What Mr. Taylor failed realize is that my time, like his, holds a monetary value from 6 a.m. to 6 pm. Monday-Friday, and if the operation of the Office for Business & Community Economic Development, operates more like the Office for Community Economic Disenfranchisement, well – I got what was coming for being a team player and the hours spent writing press releases, editing and posting videos in support of the Business and Technology Center and a host of introductions that now, I guess I did on my dime. I usually don’t volunteer corporate assets without compensation. I stand firm on every detail I wrote in my “original” story.
I guess for the sake of transparency and accountability in this writing, I would like to start out by saying, its suspect that Mr. Flower’s wrote the piece in the MSR, (I do have an idea who wrote it). Secondly, the article was full of incorrect information about the BTOP program including the dollar amount of the original grant and it also missed the important documentation that shows how outreach dollars were spent – simply because they did not have the information. This is the key point that is not qualified in the MSR story.
In the title alone, “U of M, where’s our broadband Internet access?” speaks volumes to the lack of knowledge the author has about what “closing the digital divide” is truly about. Internet access is not an entitlement like welfare, food stamps or an EBT card. Broadband access is not something the U of M or any man, women or child on earth can give away. Broadband Internet access is a tool for learning that each individual must seek out for themselves. Of course in this case, there were dollars on the table for a creative engaging marketing campaign. But the money went to an organization that has missed the mark on several occasions as it pertains to “outreach” and the office of BCED knows it. It’s all about relationships, not matter if nothing gets done – that will be some folks doom.
Even if I don’t agree with Mr. Taylor and those in charge of the BTOP and how it was marketing, advertised, staffed and rolled out – I still have to blame it on the ignorance of not knowing and the arrogance for not asking how to.
In closing, I think it would be extremely helpful if Mr.

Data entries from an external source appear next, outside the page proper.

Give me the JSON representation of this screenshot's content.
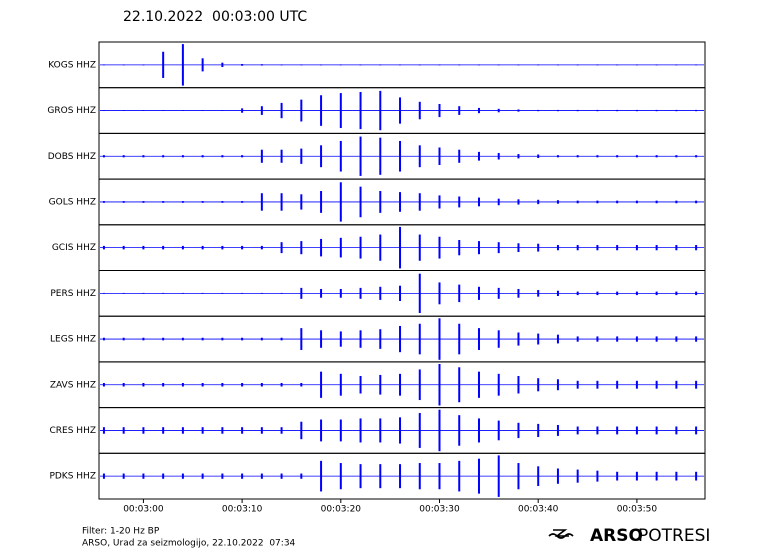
{
  "chart_data": {
    "type": "seismogram",
    "title": "22.10.2022  00:03:00 UTC",
    "x": [
      176,
      178,
      180,
      182,
      184,
      186,
      188,
      190,
      192,
      194,
      196,
      198,
      200,
      202,
      204,
      206,
      208,
      210,
      212,
      214,
      216,
      218,
      220,
      222,
      224,
      226,
      228,
      230,
      232,
      234,
      236
    ],
    "xlim": [
      175.5,
      236.9
    ],
    "xticks": [
      {
        "value": 180,
        "label": "00:03:00"
      },
      {
        "value": 190,
        "label": "00:03:10"
      },
      {
        "value": 200,
        "label": "00:03:20"
      },
      {
        "value": 210,
        "label": "00:03:30"
      },
      {
        "value": 220,
        "label": "00:03:40"
      },
      {
        "value": 230,
        "label": "00:03:50"
      }
    ],
    "series": [
      {
        "name": "KOGS HHZ",
        "color": "#0000ff",
        "values": [
          0.02,
          0.02,
          0.02,
          0.6,
          0.95,
          0.3,
          0.1,
          0.04,
          0.03,
          0.02,
          0.02,
          0.02,
          0.02,
          0.02,
          0.02,
          0.02,
          0.02,
          0.02,
          0.02,
          0.02,
          0.02,
          0.02,
          0.02,
          0.02,
          0.02,
          0.02,
          0.02,
          0.02,
          0.02,
          0.02,
          0.02
        ]
      },
      {
        "name": "GROS HHZ",
        "color": "#0000ff",
        "values": [
          0.02,
          0.02,
          0.02,
          0.02,
          0.02,
          0.02,
          0.02,
          0.1,
          0.2,
          0.35,
          0.5,
          0.7,
          0.8,
          0.85,
          0.9,
          0.6,
          0.4,
          0.3,
          0.2,
          0.12,
          0.08,
          0.05,
          0.03,
          0.03,
          0.03,
          0.03,
          0.03,
          0.03,
          0.03,
          0.03,
          0.03
        ]
      },
      {
        "name": "DOBS HHZ",
        "color": "#0000ff",
        "values": [
          0.05,
          0.05,
          0.05,
          0.05,
          0.05,
          0.05,
          0.05,
          0.05,
          0.3,
          0.3,
          0.35,
          0.5,
          0.7,
          0.9,
          0.85,
          0.7,
          0.5,
          0.4,
          0.3,
          0.2,
          0.15,
          0.1,
          0.08,
          0.05,
          0.05,
          0.05,
          0.05,
          0.05,
          0.05,
          0.05,
          0.05
        ]
      },
      {
        "name": "GOLS HHZ",
        "color": "#0000ff",
        "values": [
          0.04,
          0.04,
          0.04,
          0.04,
          0.04,
          0.04,
          0.04,
          0.04,
          0.4,
          0.4,
          0.35,
          0.5,
          0.9,
          0.7,
          0.5,
          0.45,
          0.4,
          0.3,
          0.25,
          0.2,
          0.15,
          0.12,
          0.1,
          0.08,
          0.06,
          0.06,
          0.06,
          0.06,
          0.06,
          0.06,
          0.06
        ]
      },
      {
        "name": "GCIS HHZ",
        "color": "#0000ff",
        "values": [
          0.08,
          0.08,
          0.08,
          0.08,
          0.08,
          0.08,
          0.08,
          0.08,
          0.08,
          0.25,
          0.3,
          0.4,
          0.45,
          0.5,
          0.6,
          0.95,
          0.6,
          0.5,
          0.35,
          0.3,
          0.25,
          0.2,
          0.18,
          0.12,
          0.12,
          0.12,
          0.12,
          0.12,
          0.12,
          0.12,
          0.12
        ]
      },
      {
        "name": "PERS HHZ",
        "color": "#0000ff",
        "values": [
          0.02,
          0.02,
          0.02,
          0.02,
          0.02,
          0.02,
          0.02,
          0.02,
          0.02,
          0.02,
          0.25,
          0.2,
          0.2,
          0.25,
          0.3,
          0.35,
          0.9,
          0.5,
          0.4,
          0.3,
          0.25,
          0.2,
          0.15,
          0.12,
          0.08,
          0.08,
          0.08,
          0.08,
          0.08,
          0.08,
          0.08
        ]
      },
      {
        "name": "LEGS HHZ",
        "color": "#0000ff",
        "values": [
          0.06,
          0.06,
          0.06,
          0.06,
          0.06,
          0.06,
          0.06,
          0.06,
          0.06,
          0.06,
          0.5,
          0.4,
          0.35,
          0.4,
          0.45,
          0.6,
          0.7,
          0.95,
          0.7,
          0.5,
          0.4,
          0.3,
          0.25,
          0.2,
          0.12,
          0.12,
          0.12,
          0.12,
          0.12,
          0.12,
          0.12
        ]
      },
      {
        "name": "ZAVS HHZ",
        "color": "#0000ff",
        "values": [
          0.08,
          0.08,
          0.08,
          0.08,
          0.08,
          0.08,
          0.08,
          0.08,
          0.08,
          0.08,
          0.08,
          0.6,
          0.5,
          0.4,
          0.45,
          0.5,
          0.7,
          0.95,
          0.8,
          0.6,
          0.5,
          0.4,
          0.3,
          0.25,
          0.18,
          0.18,
          0.18,
          0.18,
          0.18,
          0.18,
          0.18
        ]
      },
      {
        "name": "CRES HHZ",
        "color": "#0000ff",
        "values": [
          0.15,
          0.15,
          0.15,
          0.15,
          0.15,
          0.15,
          0.15,
          0.15,
          0.15,
          0.15,
          0.4,
          0.5,
          0.5,
          0.55,
          0.55,
          0.6,
          0.8,
          0.95,
          0.7,
          0.55,
          0.45,
          0.35,
          0.3,
          0.25,
          0.18,
          0.18,
          0.18,
          0.18,
          0.18,
          0.18,
          0.18
        ]
      },
      {
        "name": "PDKS HHZ",
        "color": "#0000ff",
        "values": [
          0.12,
          0.12,
          0.12,
          0.12,
          0.12,
          0.12,
          0.12,
          0.12,
          0.12,
          0.12,
          0.12,
          0.7,
          0.6,
          0.55,
          0.55,
          0.55,
          0.6,
          0.6,
          0.7,
          0.8,
          0.95,
          0.6,
          0.45,
          0.35,
          0.3,
          0.25,
          0.2,
          0.2,
          0.2,
          0.2,
          0.2
        ]
      }
    ],
    "footer": [
      "Filter: 1-20 Hz BP",
      "ARSO, Urad za seizmologijo, 22.10.2022  07:34"
    ],
    "brand": {
      "bold": "ARSO",
      "light": "POTRESI"
    }
  }
}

Flowers writes a retraction and tells the print and Internet readership who actually wrote the story and the motivation behind the missed points and incorrect facts.
Don Allen is the editor in chief of IBNN NEWS. He has over 35 years experience in professional Communication, Public Relations, Internet Broadband Technology field with expertise in information distribution; SEO (Search Engine Optimization), RSS (Really Simple Syndication), Press Release Services, Online E-Commerce, On-Line Video Production, Sales and Marketing, Fundraising, Blog Creation, Google Analytics, Google Page Rank, WordPress, Blogger, Typepad, and a host of many other applications and new technology programs meant to close the digital divide.